I think it's good that people are getting an inaccurate representation of a post's popularity. It adds variety. It forces people to talk things out further in order to get to the bottom of it. With a blatant like/dislike system people will quickly find out where the majority stands, and will naturally factor that in to their own posting habits.
like/dislike buttons ARE NOT a an accurate representation of a post's popularity anyway. If you can't understand this, then the fault is with you, not the like/dislike system. We're opposed in this because you seem to think there's something wrong with the tools we use, while I think there's something wrong with how we use the tools, or rather how we regard the tools we use.
What's not to understand? Someone gets a message saying "I like your post" and they are encouraged to do that thing more.

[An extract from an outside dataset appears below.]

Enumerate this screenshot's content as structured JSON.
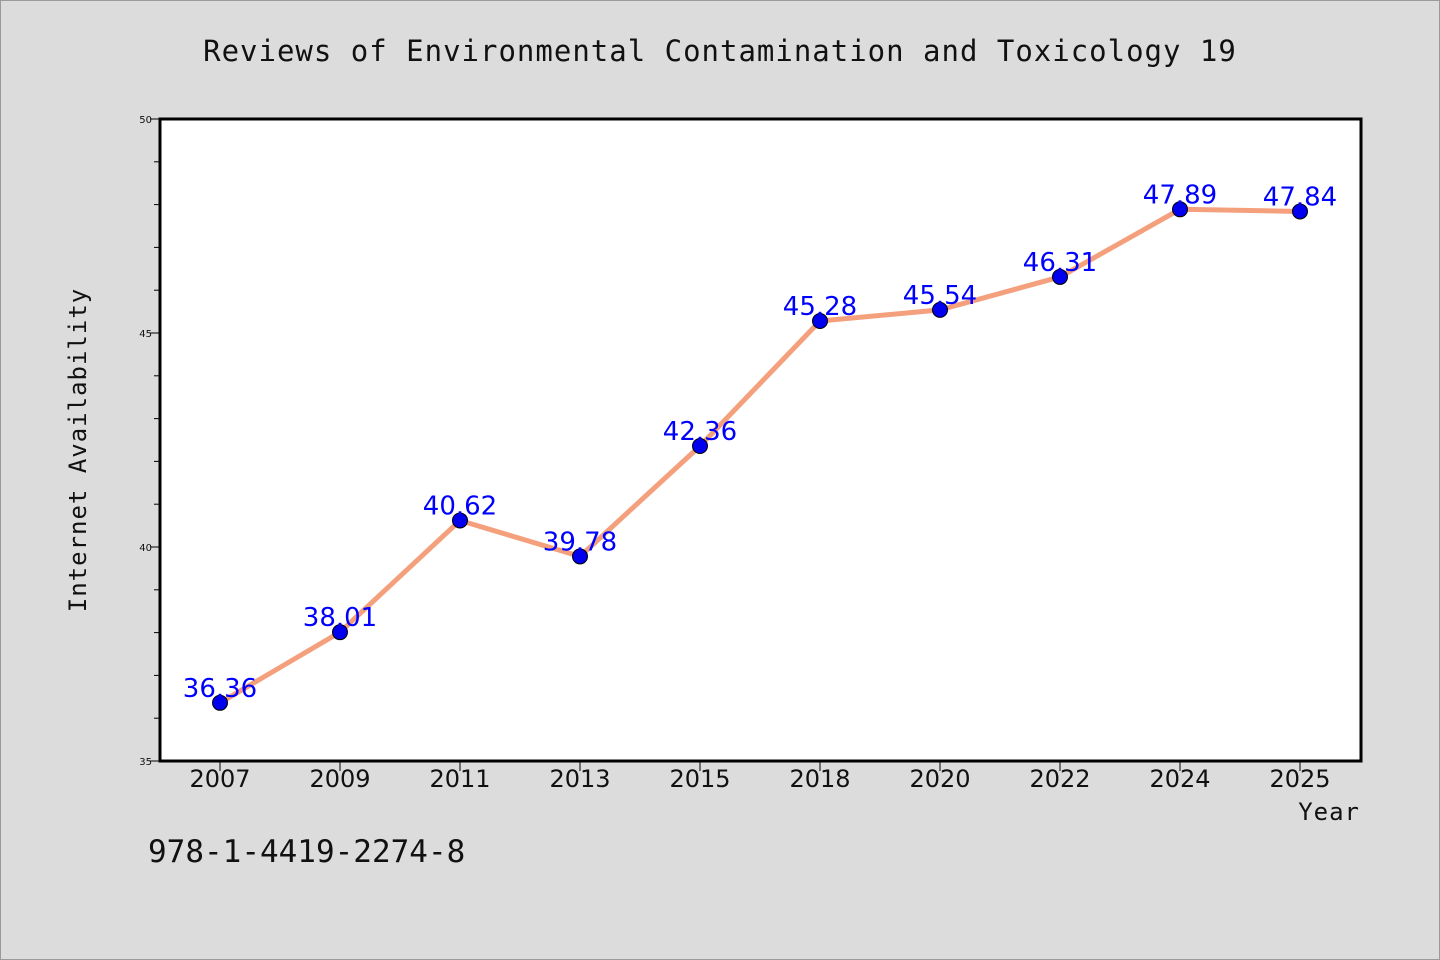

Someone gets a message saying "I don't like your post" and they are encouraged to not do that thing as much. This is naturally going to corral people into mostly posting things that will get them their positive stimuli without the risk of a negative stimuli.
Merely the I like your post is enough to corral people into doing that will get them positive response. In fact, if you want to get people to do what you want, negative stimuli are often ineffective and even counter productive. It's the entire foundation of modern education. We teach children in school almost solely by using positive feedback. And the results are that children will perceive that lack of positive reaction, while OTHER children (and that's the crux) do receive positive reaction, as a negative feedback. It works pretty much the same in adults, except that we seldom use only positive feedback. But in any case, if everyone around you get's promoted (positive feedback) you're eventually going to feel the lack of promotion (neutral feedback) as a negative feedback (which would initially have been something like getting fired or demoted).
In any case, it's not the like/dislike button which is the root cause of society's obsession with appearance. If there is a cultural cause, then it lies way in the past, and it has been reinforced and spiraled into more extreme forms over time because an obsessed mind creates structures that makes it easier to fixate obsession which in turn worsens obsession. Removing the structure itself won't be enough to cure the mind of obsession, it might help temporarily, but unless you teach coping mechanisms, then it's just going to relapse in some other form.